A FOLIA DO CIÚME
Não temo o barraco. A gritaria do ciúme. Desde que seja no instante em que ela viu e esbravejou. No momento certo da raiva.
Ciúme pontual é saúde. Ciúme atrasado é doença.
Ciúme bom é flagrante, é catarse. Sentiu, falou, acabou.
Ciúme ruim é dissimulado, reprimido, azedará em segredo.
Não me amedronto com o escândalo na frente dos amigos, não receio zombaria entre os colegas.
Que a mulher me xingue em público, jogue minhas roupas para fora do armário, arremesse pratos na parede, esculhambe meu expediente.
Ciúme é natural no amor, como cachaça em prateleira do boteco.
Apagar o ciúme é apagar, da convivência, a embriaguez da paixão, anular o sentimento de pertencimento, é retirar a insegurança que nos torna atentos.
Ciúme é curiosidade, é a vontade de saber, de descobrir, de atualizar a relação. Nada de errado.
O que morro de medo é do ciúme retardatário, o ciúme premeditado, o ciúme friamente planejado. Quando a esposa silencia para cobrar no futuro.
Sempre sai mais caro, sempre tem juros.
Fiasco na rua não me assusta, discussão alta de madrugada não me envergonha.
O que me incomoda é quando a mulher percebe algo de errado e não me diz e fica colhendo provas.
Aquele ciuminho que poderia ser resolvido rapidamente acaba se transformando em mágoa e a mágoa crescendo em desconfiança permanente.
Coitados dos casais educados que não resolvem pequenos desentendimentos no ato. Levar problemas para casa significa valorizá-los.
Sorte dos barraqueiros: eles dificilmente se separam, não cultivam ressentimentos, explodem na hora e não tocam mais no assunto.
O que morro de terror é do ciúme calculado, o ciúme abafado, o ciúme que será rancor e despejo.
Tremo com o ciúme que é relatório do Tribunal de Contas, feito para separar e jamais esclarecer.

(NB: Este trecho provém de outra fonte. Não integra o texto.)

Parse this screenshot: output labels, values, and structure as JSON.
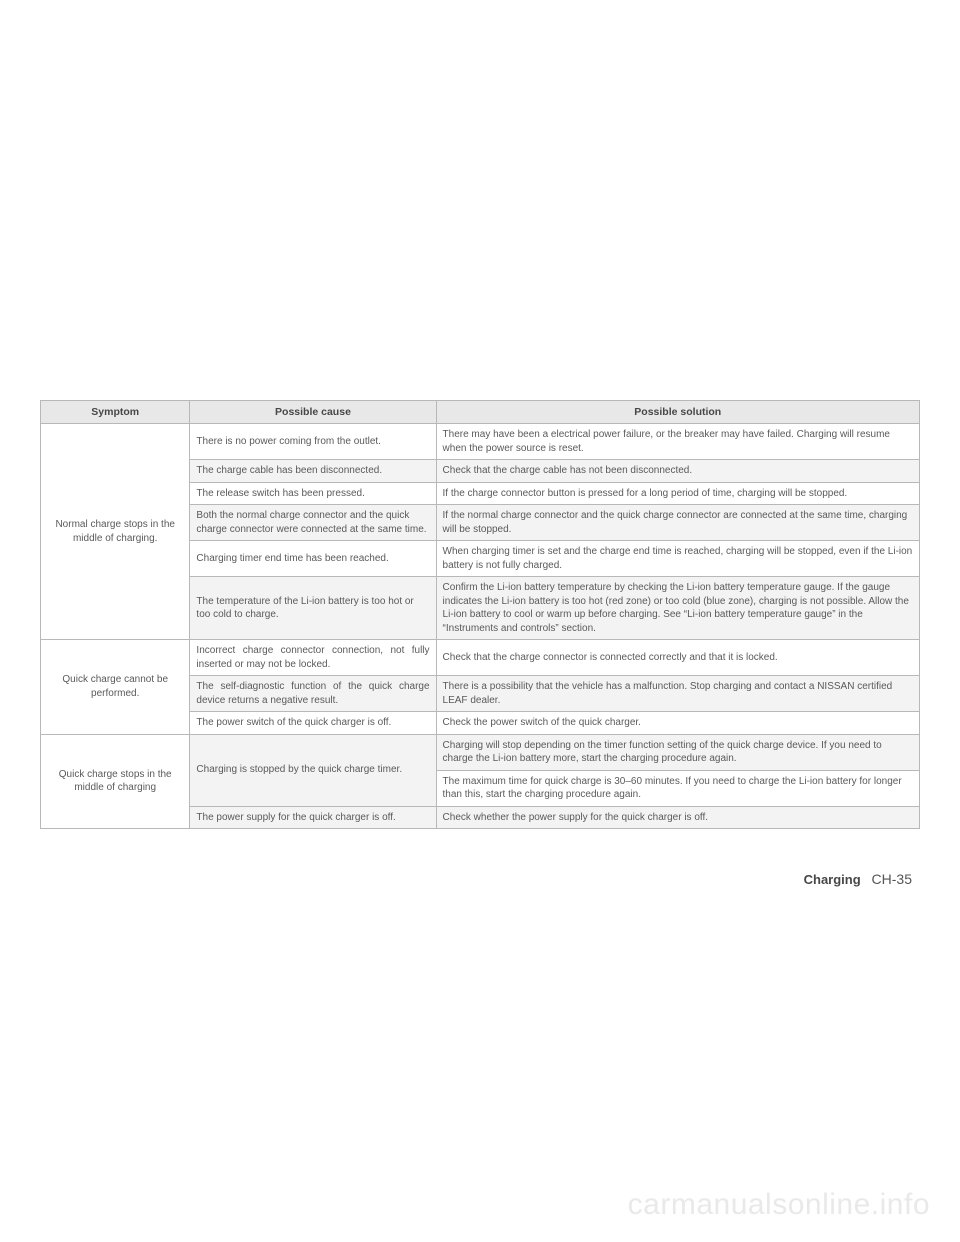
{
  "table": {
    "headers": {
      "symptom": "Symptom",
      "cause": "Possible cause",
      "solution": "Possible solution"
    },
    "rows": [
      {
        "symptom": "Normal charge stops in the middle of charging.",
        "symptom_rowspan": 6,
        "cause": "There is no power coming from the outlet.",
        "solution": "There may have been a electrical power failure, or the breaker may have failed. Charging will resume when the power source is reset.",
        "alt": false
      },
      {
        "cause": "The charge cable has been disconnected.",
        "solution": "Check that the charge cable has not been disconnected.",
        "alt": true
      },
      {
        "cause": "The release switch has been pressed.",
        "solution": "If the charge connector button is pressed for a long period of time, charging will be stopped.",
        "alt": false
      },
      {
        "cause": "Both the normal charge connector and the quick charge connector were connected at the same time.",
        "solution": "If the normal charge connector and the quick charge connector are connected at the same time, charging will be stopped.",
        "alt": true
      },
      {
        "cause": "Charging timer end time has been reached.",
        "solution": "When charging timer is set and the charge end time is reached, charging will be stopped, even if the Li-ion battery is not fully charged.",
        "alt": false
      },
      {
        "cause": "The temperature of the Li-ion battery is too hot or too cold to charge.",
        "solution": "Confirm the Li-ion battery temperature by checking the Li-ion battery temperature gauge. If the gauge indicates the Li-ion battery is too hot (red zone) or too cold (blue zone), charging is not possible. Allow the Li-ion battery to cool or warm up before charging. See “Li-ion battery temperature gauge” in the “Instruments and controls” section.",
        "alt": true
      },
      {
        "symptom": "Quick charge cannot be performed.",
        "symptom_rowspan": 3,
        "cause": "Incorrect charge connector connection, not fully inserted or may not be locked.",
        "solution": "Check that the charge connector is connected correctly and that it is locked.",
        "alt": false,
        "justify": true
      },
      {
        "cause": "The self-diagnostic function of the quick charge device returns a negative result.",
        "solution": "There is a possibility that the vehicle has a malfunction. Stop charging and contact a NISSAN certified LEAF dealer.",
        "alt": true,
        "justify": true
      },
      {
        "cause": "The power switch of the quick charger is off.",
        "solution": "Check the power switch of the quick charger.",
        "alt": false
      },
      {
        "symptom": "Quick charge stops in the middle of charging",
        "symptom_rowspan": 3,
        "cause": "Charging is stopped by the quick charge timer.",
        "cause_rowspan": 2,
        "solution": "Charging will stop depending on the timer function setting of the quick charge device. If you need to charge the Li-ion battery more, start the charging procedure again.",
        "alt": true
      },
      {
        "solution": "The maximum time for quick charge is 30–60 minutes. If you need to charge the Li-ion battery for longer than this, start the charging procedure again.",
        "alt": false
      },
      {
        "cause": "The power supply for the quick charger is off.",
        "solution": "Check whether the power supply for the quick charger is off.",
        "alt": true
      }
    ]
  },
  "footer": {
    "section": "Charging",
    "page": "CH-35"
  },
  "watermark": "carmanualsonline.info"
}
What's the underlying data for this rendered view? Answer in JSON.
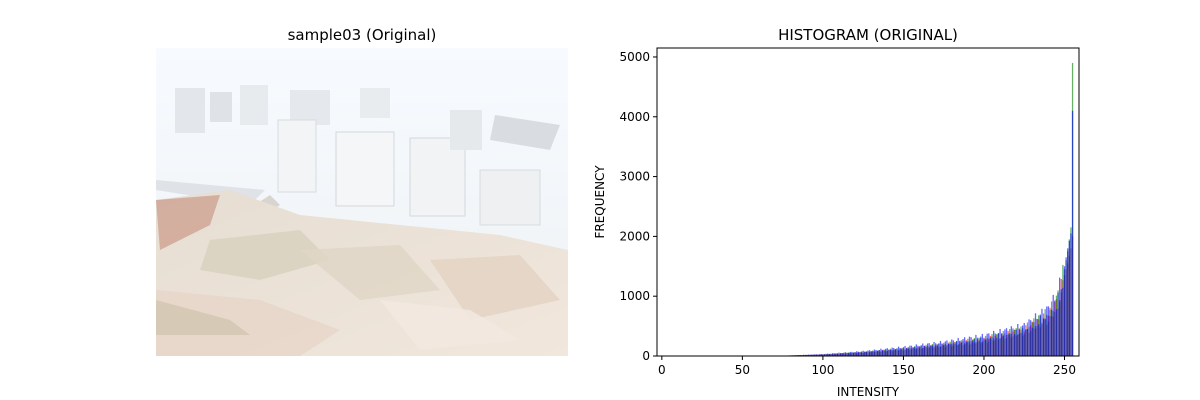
{
  "left_panel": {
    "title": "sample03 (Original)",
    "image_description": "overexposed aerial photo"
  },
  "chart_data": {
    "type": "bar",
    "title": "HISTOGRAM (ORIGINAL)",
    "xlabel": "INTENSITY",
    "ylabel": "FREQUENCY",
    "xlim": [
      -3,
      259
    ],
    "ylim": [
      0,
      5150
    ],
    "xticks": [
      0,
      50,
      100,
      150,
      200,
      250
    ],
    "yticks": [
      0,
      1000,
      2000,
      3000,
      4000,
      5000
    ],
    "series": [
      {
        "name": "red",
        "color": "#ff0000",
        "anchors": [
          [
            0,
            0
          ],
          [
            70,
            0
          ],
          [
            75,
            5
          ],
          [
            100,
            25
          ],
          [
            125,
            60
          ],
          [
            150,
            110
          ],
          [
            175,
            180
          ],
          [
            200,
            260
          ],
          [
            225,
            420
          ],
          [
            240,
            650
          ],
          [
            245,
            850
          ],
          [
            248,
            1100
          ],
          [
            250,
            1350
          ],
          [
            252,
            1550
          ],
          [
            254,
            1800
          ],
          [
            255,
            2000
          ]
        ]
      },
      {
        "name": "green",
        "color": "#008000",
        "anchors": [
          [
            0,
            0
          ],
          [
            70,
            0
          ],
          [
            75,
            5
          ],
          [
            100,
            25
          ],
          [
            125,
            65
          ],
          [
            150,
            120
          ],
          [
            175,
            190
          ],
          [
            200,
            280
          ],
          [
            225,
            440
          ],
          [
            240,
            700
          ],
          [
            245,
            900
          ],
          [
            248,
            1150
          ],
          [
            250,
            1450
          ],
          [
            252,
            1750
          ],
          [
            254,
            2150
          ],
          [
            255,
            4900
          ]
        ]
      },
      {
        "name": "blue",
        "color": "#0000ff",
        "anchors": [
          [
            0,
            0
          ],
          [
            70,
            0
          ],
          [
            75,
            5
          ],
          [
            100,
            30
          ],
          [
            125,
            75
          ],
          [
            150,
            140
          ],
          [
            175,
            220
          ],
          [
            200,
            320
          ],
          [
            225,
            480
          ],
          [
            240,
            750
          ],
          [
            245,
            950
          ],
          [
            248,
            1200
          ],
          [
            250,
            1500
          ],
          [
            252,
            1800
          ],
          [
            254,
            2050
          ],
          [
            255,
            4100
          ]
        ]
      }
    ]
  }
}
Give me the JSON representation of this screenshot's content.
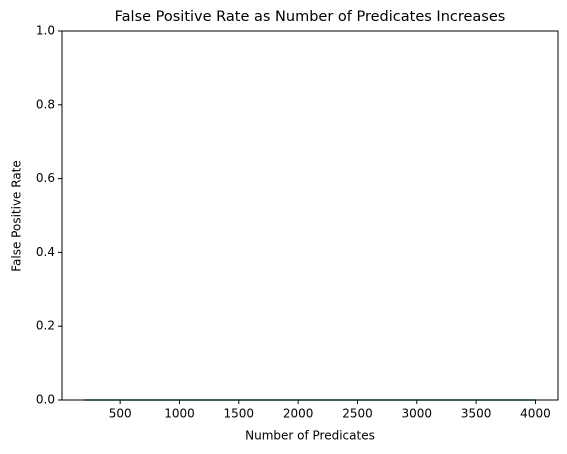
{
  "chart_data": {
    "type": "line",
    "title": "False Positive Rate as Number of Predicates Increases",
    "x_label": "Number of Predicates",
    "y_label": "False Positive Rate",
    "x": [
      200,
      400,
      600,
      800,
      1000,
      1200,
      1400,
      1600,
      1800,
      2000,
      2200,
      2400,
      2600,
      2800,
      3000,
      3200,
      3400,
      3600,
      3800,
      4000
    ],
    "series": [
      {
        "color": "#1f6f7f",
        "values": [
          0,
          0,
          0,
          0,
          0,
          0,
          0,
          0,
          0,
          0,
          0,
          0,
          0,
          0,
          0,
          0,
          0,
          0,
          0,
          0
        ]
      }
    ],
    "xlim": [
      10,
      4190
    ],
    "xticks": [
      500,
      1000,
      1500,
      2000,
      2500,
      3000,
      3500,
      4000
    ],
    "ylim": [
      0,
      1
    ],
    "yticks": [
      {
        "value": 0,
        "label": "0.0"
      },
      {
        "value": 0.2,
        "label": "0.2"
      },
      {
        "value": 0.4,
        "label": "0.4"
      },
      {
        "value": 0.6,
        "label": "0.6"
      },
      {
        "value": 0.8,
        "label": "0.8"
      },
      {
        "value": 1,
        "label": "1.0"
      }
    ]
  }
}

O ciúme que demora a ser formalizado, longe de sua origem e eclosão.
O ciúme que o homem já esqueceu, de tempo atrás, mas que ela conservou na adega do inconsciente e um dia vai abrir. O ciúme que é vingança, revanchismo, vontade de terminar.

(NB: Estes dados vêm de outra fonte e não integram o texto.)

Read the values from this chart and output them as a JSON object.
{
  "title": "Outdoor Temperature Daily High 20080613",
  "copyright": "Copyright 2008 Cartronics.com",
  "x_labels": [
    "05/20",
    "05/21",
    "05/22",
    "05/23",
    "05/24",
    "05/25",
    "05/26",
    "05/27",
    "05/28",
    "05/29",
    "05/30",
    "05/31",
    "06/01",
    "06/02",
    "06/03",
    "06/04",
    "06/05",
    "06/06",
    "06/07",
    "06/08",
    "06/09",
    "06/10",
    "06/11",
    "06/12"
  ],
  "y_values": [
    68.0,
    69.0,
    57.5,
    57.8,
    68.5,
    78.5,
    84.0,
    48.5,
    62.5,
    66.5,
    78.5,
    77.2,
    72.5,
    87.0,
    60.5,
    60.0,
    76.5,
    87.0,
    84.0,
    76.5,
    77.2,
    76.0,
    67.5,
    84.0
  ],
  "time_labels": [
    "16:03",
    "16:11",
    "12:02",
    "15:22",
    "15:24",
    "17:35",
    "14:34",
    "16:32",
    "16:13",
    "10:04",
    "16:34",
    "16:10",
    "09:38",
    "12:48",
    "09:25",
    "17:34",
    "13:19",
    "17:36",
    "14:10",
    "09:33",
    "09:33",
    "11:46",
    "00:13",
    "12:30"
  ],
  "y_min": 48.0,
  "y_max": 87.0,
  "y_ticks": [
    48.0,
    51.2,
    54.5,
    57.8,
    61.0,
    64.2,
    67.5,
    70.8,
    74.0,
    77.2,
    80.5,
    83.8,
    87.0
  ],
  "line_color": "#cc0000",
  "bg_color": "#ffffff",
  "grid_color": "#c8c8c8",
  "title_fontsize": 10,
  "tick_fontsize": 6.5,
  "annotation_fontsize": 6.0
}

Não me indisponho com o ciúme passional, com a censura instantânea, com as perguntas à queima-roupa (Quem é ela? Já comeu? Tá me traindo?).
O que me causa dissabor é a maldita frase “Vamos conversar depois”.

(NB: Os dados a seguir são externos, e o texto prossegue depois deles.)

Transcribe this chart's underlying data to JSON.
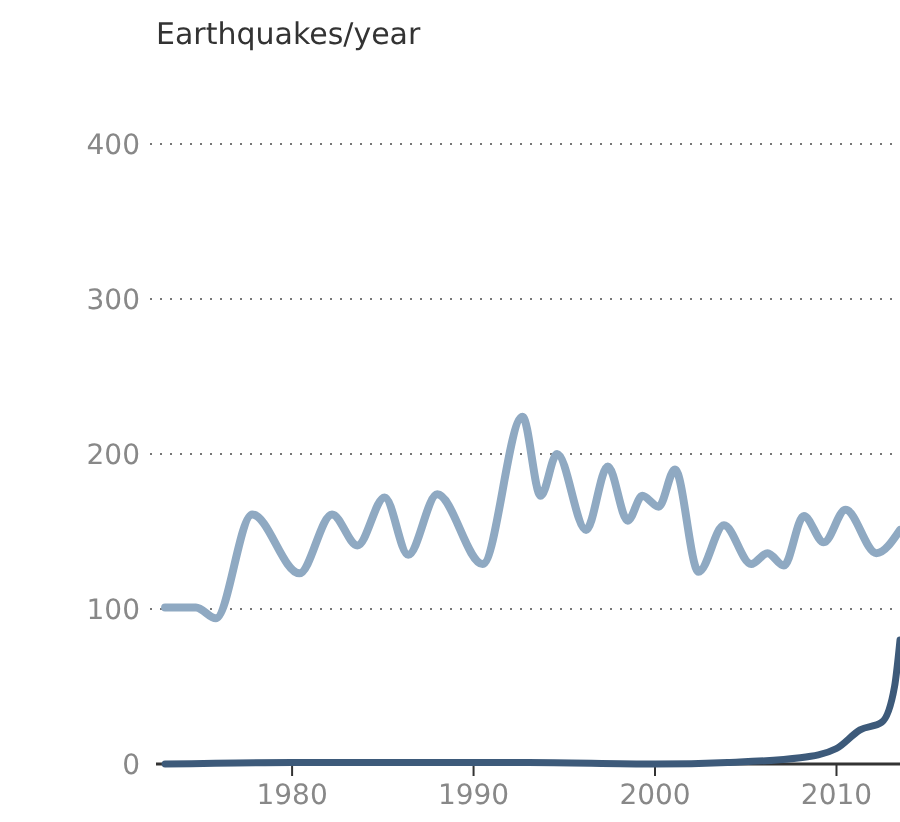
{
  "chart_data": {
    "type": "line",
    "ylabel": "Earthquakes/year",
    "xlim": [
      1972.5,
      2013.5
    ],
    "xticks": [
      1980,
      1990,
      2000,
      2010
    ],
    "ylim": [
      0,
      400
    ],
    "yticks": [
      0,
      100,
      200,
      300,
      400
    ],
    "grid": "y",
    "line_style": "solid",
    "series": [
      {
        "color": "#8fa9c2",
        "x": [
          1973.0,
          1974.7,
          1975.8,
          1977.8,
          1980.4,
          1982.2,
          1983.6,
          1985.1,
          1986.4,
          1988.0,
          1990.5,
          1992.7,
          1993.7,
          1994.6,
          1996.2,
          1997.4,
          1998.5,
          1999.3,
          2000.2,
          2001.1,
          2002.4,
          2003.8,
          2005.3,
          2006.2,
          2007.1,
          2008.2,
          2009.3,
          2010.5,
          2012.2,
          2013.5
        ],
        "values": [
          101,
          101,
          94,
          161,
          123,
          161,
          141,
          172,
          135,
          174,
          129,
          224,
          173,
          200,
          151,
          192,
          157,
          173,
          166,
          190,
          124,
          154,
          129,
          136,
          128,
          160,
          143,
          164,
          136,
          151
        ]
      },
      {
        "color": "#3d5a7a",
        "x": [
          1973,
          1980,
          1993,
          2000,
          2004,
          2008,
          2010,
          2011.3,
          2012.5,
          2013.2,
          2013.5
        ],
        "values": [
          0,
          1,
          1,
          0,
          1,
          4,
          10,
          22,
          27,
          50,
          80
        ]
      }
    ]
  }
}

E você não tem nem ideia do que ocorreu, não tem noção do que ela localizou e compreendeu errado.
"Vamos conversar depois" é uma sentença terrível. Ela não revela o que incomodou, deve ser coisa antiquíssima, e mantém um suspense sádico para atrapalhar a tranquilidade.
Ela anseia seu sangue, seus nervos, seus ossos – o desespero masculino no estado bruto. Cobiça que realize a revisão de seus atos, que interrompa tudo para adivinhar o motivo.
Você vai procurar alguma mensagem ambígua, algum comentário esquisito no Facebook, alguma pedra de amolação na intimidade.
“Vamos conversar depois” é terrorismo, é avisar de um castigo escondendo o desaforo, é antecipar a quarentena ocultando a doença.
É reprimenda de mãe. E já tenho uma mãe, não quero outra.